If the connection drops, a kill switch will detect it and automatically disconnect your device from the internet so that your data isn’t vulnerable. You probably won’t need a kill switch often, but it is another layer of protection. The kill switch isn’t usually an automatic feature, so you may need to turn it on once you’ve got your VPN installed. 

  • Custom VPN Protocols
Image from VyprVPN

We’ve already discussed the different types of VPN protocols, but some companies may create their own custom VPN protocols. These custom protocols may boost your security, and many providers use them in addition to OpenVPN or other encryptions. 

Which Devices Support VPN Software? 

Image from Ivacy

Luckily, you can use a VPN with most devices—whether it’s a smartphone or a desktop. For computers, systems like Windows, Chromebook, and MacOS should all support VPNs. VPN software can also support Linux systems, but it’s not as common as Windows or Mac.

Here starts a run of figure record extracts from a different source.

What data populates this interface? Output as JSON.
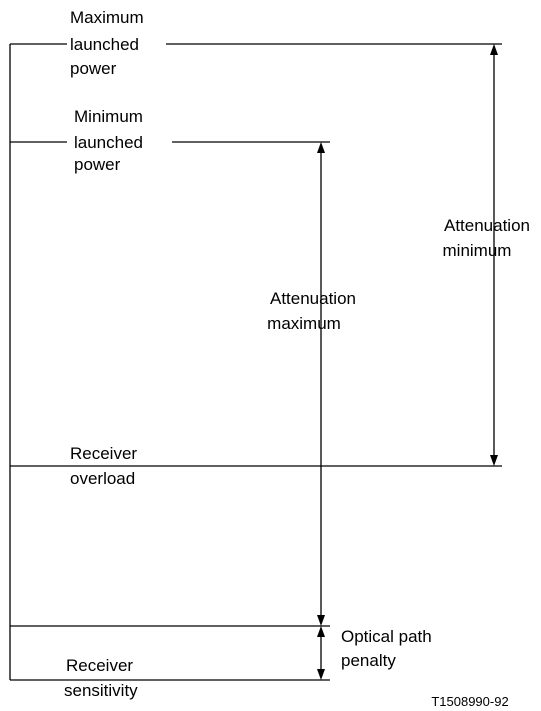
{
  "levels": [
    {
      "lines": [
        "Maximum",
        "launched",
        "power"
      ]
    },
    {
      "lines": [
        "Minimum",
        "launched",
        "power"
      ]
    },
    {
      "lines": [
        "Receiver",
        "overload"
      ]
    },
    {
      "lines": [
        "Receiver",
        "sensitivity"
      ]
    }
  ],
  "ranges": [
    {
      "lines": [
        "Attenuation",
        "minimum"
      ]
    },
    {
      "lines": [
        "Attenuation",
        "maximum"
      ]
    },
    {
      "lines": [
        "Optical path",
        "penalty"
      ]
    }
  ],
  "figure_id": "T1508990-92"
}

On a laptop or desktop, many companies offer browser extensions, which are easy to install and keep track of. Most of the time, it only takes a couple of clicks to turn your VPN on if you’re using a browser extension. 

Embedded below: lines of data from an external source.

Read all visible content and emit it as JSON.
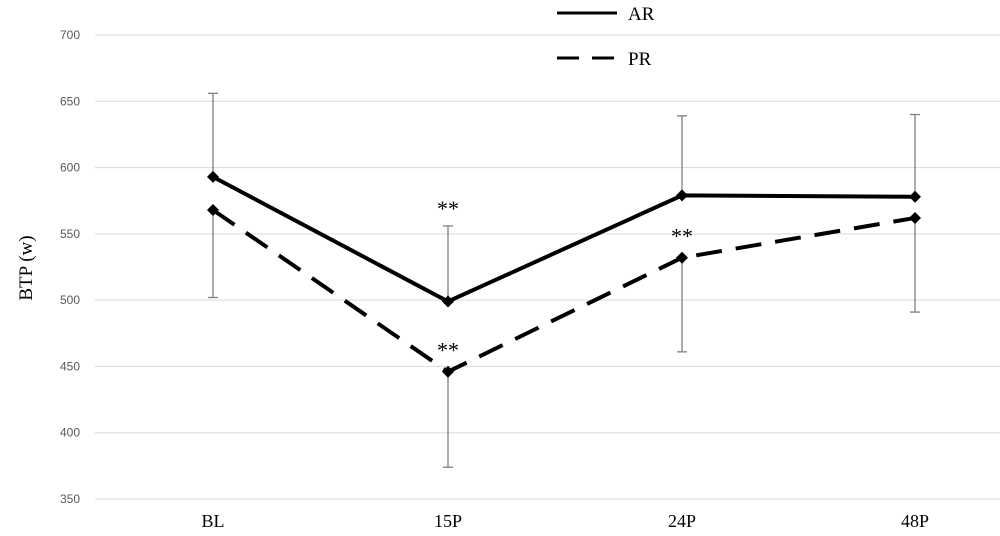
{
  "chart_data": {
    "type": "line",
    "categories": [
      "BL",
      "15P",
      "24P",
      "48P"
    ],
    "ylabel": "BTP (w)",
    "ylim": [
      350,
      700
    ],
    "yticks": [
      350,
      400,
      450,
      500,
      550,
      600,
      650,
      700
    ],
    "grid": true,
    "legend_position": "top-center",
    "series": [
      {
        "name": "AR",
        "style": "solid",
        "values": [
          593,
          499,
          579,
          578
        ],
        "error_bar_upper": [
          656,
          556,
          639,
          640
        ],
        "annotations": [
          "",
          "**",
          "",
          ""
        ]
      },
      {
        "name": "PR",
        "style": "dashed",
        "values": [
          568,
          446,
          532,
          562
        ],
        "error_bar_lower": [
          502,
          374,
          461,
          491
        ],
        "annotations": [
          "",
          "**",
          "**",
          ""
        ]
      }
    ],
    "colors": {
      "line": "#000000",
      "grid": "#d9d9d9",
      "error_bar": "#7f7f7f"
    }
  }
}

For mobile devices, iOS users trying to get support for their iPhone or iPad should have very little trouble finding a VPN. If you already have a VPN provider, but they don’t support iOS (which is pretty uncommon), there are plenty of free or paid VPN apps that you can download for your phone. 

Androids should be just as easy to support as iOS devices, and you may even be able to set up a VPN on a newer game console (like PlayStation 4 or Xbox One). Of course, VPN support depends on the provider. Before you buy, you’ll want to make sure that they support the device(s) you want to use. 

How Fast are VPNs?

One of the most important factors to consider with VPNs are their speed. A lot of people use VPNs for downloads and streaming, but it’s hard to watch your favorite shows if they’re constantly buffering. 

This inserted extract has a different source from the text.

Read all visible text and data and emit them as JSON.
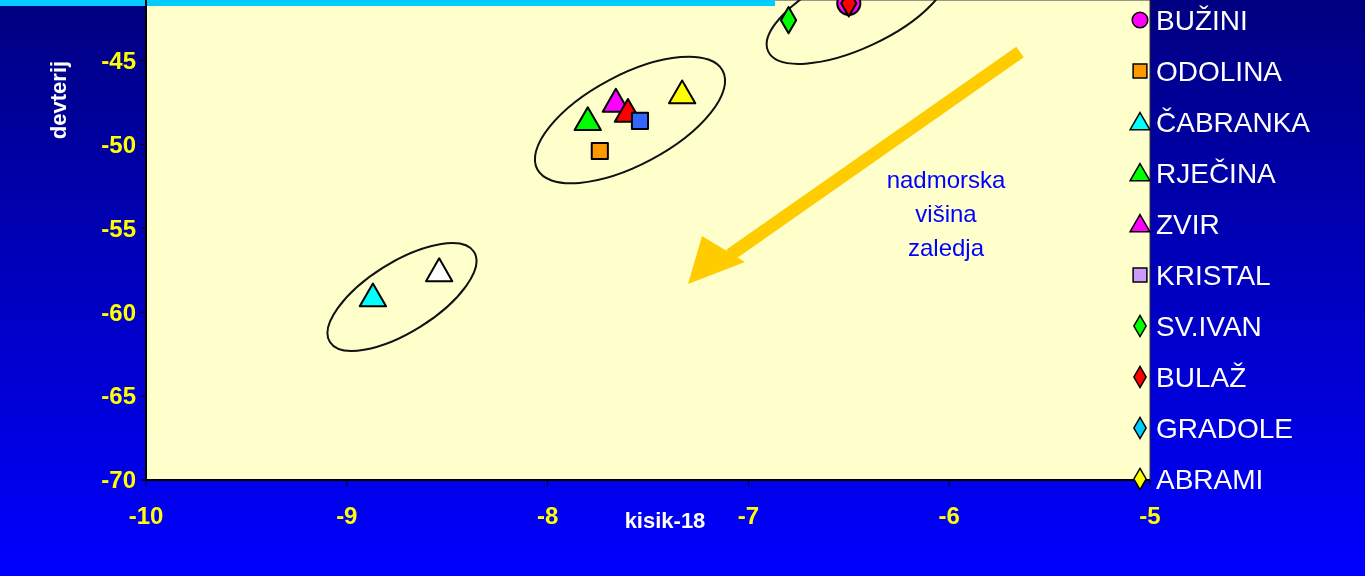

Most VPNs measure their speed in Mbps, or megabits per second. 100 Mbps is generally a fast internet connection, but that’s without a VPN. Even paid VPNs are going to slow your browser speed down a little bit—but anything around 80 Mbps is fairly fast for a VPN.

Not to mention, server location can also affect speed. The closer the server is, the faster your connection will probably be. However, if you need to connect to a server that’s halfway across the world, you should probably expect a little bit of delay.

Recommended VPNs

So, we’ve given you a general overview of what a VPN is and how you can use them, you might be wondering, “How do I get a VPN?” With endless options, it can be challenging to tell a mediocre VPN from a high-quality one. Fortunately, we’ve compiled a list of some of the best VPNs that we recommend below: 

  • NordVPN – NordVPN remains one of the most popular providers around, and there’s a reason for that. They include a no-log policy and report download speeds of 115 Mbps. Another perk is that NordVPN is capable of unblocking all popular streaming services, so you can stream shows from anywhere in the world. 
  • IvacyVPN – Ivacy also helps unblock popular streaming services, has a no-log policy, and impressive 256-bit encryption. 
  • Windscribe – Along with plenty of security, Windscribe also offers a wide range of advanced features you may want to take advantage of.
  • ProtonVPN – This provider works out of privacy-friendly countries like Iceland and Switzerland, so you don’t have to worry about your data falling into the wrong hands. 
  • SurfsharkVPN – With plenty of affordable paid plans, Surfshark allows you to connect an unlimited number of devices to the same VPN. 

Summary

With VPNs, there’s a lot of information to unpack. These services provide a lot of benefits—from helping you unblock streaming sites like Netflix or Hulu to keeping your private data secure. However, navigating through all the technical jargon can be intimidating, especially if you’re looking for a VPN. 

When it comes to picking out a VPN provider, it’s crucial to consider how these companies treat your privacy. They may claim to give you security, but if they log your activity, that could be an empty promise. Besides no-log policies, you don’t want to forget about speed, what advanced features you need, and what jurisdiction the company falls under.